Languishing in the supply office hoping to place an order, I can’t help but wonder why my chief hates me so much.
Nothing in Navy life is quite as bad as trying to figure out how to get supplies out of a logistic specialist. It’s like panhandling, except far less likely to succeed and far more humiliating. Just try it. If you are really lucky the LSs will send you away with a solid “No, we are never going to order this for you, so just give up now,” then you can go on with your life. This only happens in dreams. In real life you have to figure out how to acquire the needed supplies.
A sailor navigating the naval supply system is like a 3-year-old assembling a 1,000 piece puzzle of the night sky with 50 pieces swapped out from a different puzzle. Actually, it’s worse since eventually the child will just give up but you, as the division RPPO (i.e. the poor soul who in charge of ordering supplies), do not have that option.

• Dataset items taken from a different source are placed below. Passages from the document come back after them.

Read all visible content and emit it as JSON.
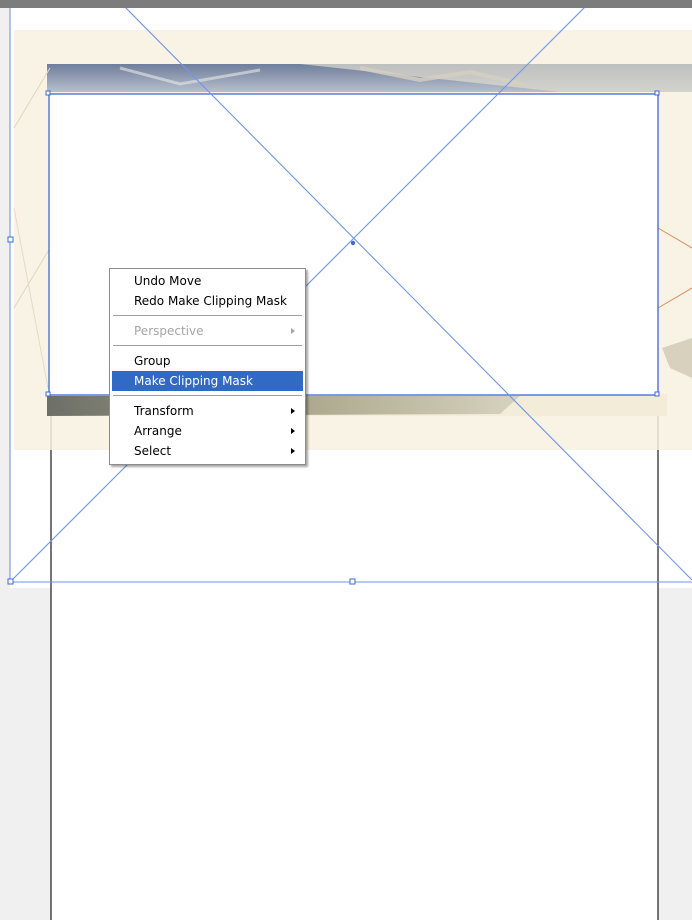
{
  "context_menu": {
    "undo_label": "Undo Move",
    "redo_label": "Redo Make Clipping Mask",
    "perspective_label": "Perspective",
    "group_label": "Group",
    "clipping_mask_label": "Make Clipping Mask",
    "transform_label": "Transform",
    "arrange_label": "Arrange",
    "select_label": "Select"
  },
  "colors": {
    "selection_blue": "#4f7fe8",
    "menu_highlight": "#316ac5",
    "pasteboard": "#f0f0f0"
  },
  "icons": [
    "submenu-arrow-icon",
    "anchor-point-icon",
    "center-point-icon"
  ]
}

At this point, you will be tempted (and you would by no means be the first one to give into this temptation) to just go to the store and buy whatever it is you need. There are Navy ships in commission supplied primarily from the wallets of the sailors serving on them.
This problem is not the fault of the Navy’s logistic specialists, who are fantastic people when you meet them out of their office (and I’m not just saying this because I am a little scared of them). The problem is that due to massive funding cuts over the years, the Navy is pretty much broke. Unless you are SEAL Team Six, you won’t receive supplies before the Earth crashes into the Sun.
Since the Navy is in a bit of a financial crunch, we have to think outside the box. And I think I have the solution.
Have you ever watched a NASCAR race? It’s kind of like a sport, but instead of athletes engaging in athletics, drivers sit in cars for five hours and crash into each other at high speed, just like Los Angeles commuters. Every week, they demolish their cars in fantastic wrecks and the next week they have brand new cars again!
How do they afford this? NASCAR has corporate sponsors. A lot of them, in fact. Literally everything in one of those races is an advertisement.
This is what the Navy needs. Think about it. Can you imagine, ships painted red with the Coca Cola logo on the side or blue ships endorsed by Miller Lite? The Marines could get in on it, too, with their tanks, armored vehicles, trucks or whatever they have, sponsored by large corporations.
Just think of the funding. Do you think Coca Cola wants the ship with their logo to have rust on it? You would just call up Coke and ask for some red paint and it would be there. The best ships in the fleet would get better sponsors, too ― third year with the Battle E and now you’re getting better funding and a better paid crew.
Now I know what you are thinking: how could this actually benefit the companies sponsoring us? Who would see these advertisements? The enemy? Sure, I bet they’d love a Coke, but since we’re killing them, when would they get a chance to make a purchase? That’s a fair point. They’d have to televise operations a bit more. Just imagine the war coverage:
“Well, Bill, the invasion is going pretty slow here, the Bud Light ship just launched a couple of the Good Year LCACs, but I’m just not seeing the commitment.”
“Wait a second, Earl … It looks like the Dunkin Donuts ship and Taco Bell ship just launched a couple dozen Snickers Tomahawk Missiles. Snickers, ‘when you’re not going anywhere for a while.’ And, Earl, I don’t think those guys they’re shooting at will be going anywhere for a while either.”
“Heck no, Bill. I’d hate to be on the receiving end of that attack. Those Snickers Tomahawks are carrying…”
“Whoa there, Earl, that’s classified information. Let’s just say that they’re really powerful. Let’s go to Joe Mitchell with our pilot house coverage on the number 77 Lowes ship. Thanks for tuning in; this war is brought to you by Red Bull. Red Bull gives you wings.”
Wouldn’t that be great? I bet we could even bring Task Force Uniform in on it, too. Instead of spending five years designing a ridiculous-looking uniform that melts to your body, we could have a ridiculous-looking fireproof jumpsuit provided by your ship’s sponsors and adorned with their logos.
I haven’t even got to the physical fitness benefits, yet: if we approached it like a sport, we could even count a deployment as command PT. Congress should look into this.
I realize that I have been a little hard on the supply program, and particularly the logistic specialists in this column. So I’d like to say that if I have offended anyone, then, from the bottom of my heart, they can write their own column.
I have some other great ideas that I would love to share but I have to run. We get underway tomorrow and the hardware store closes in an hour.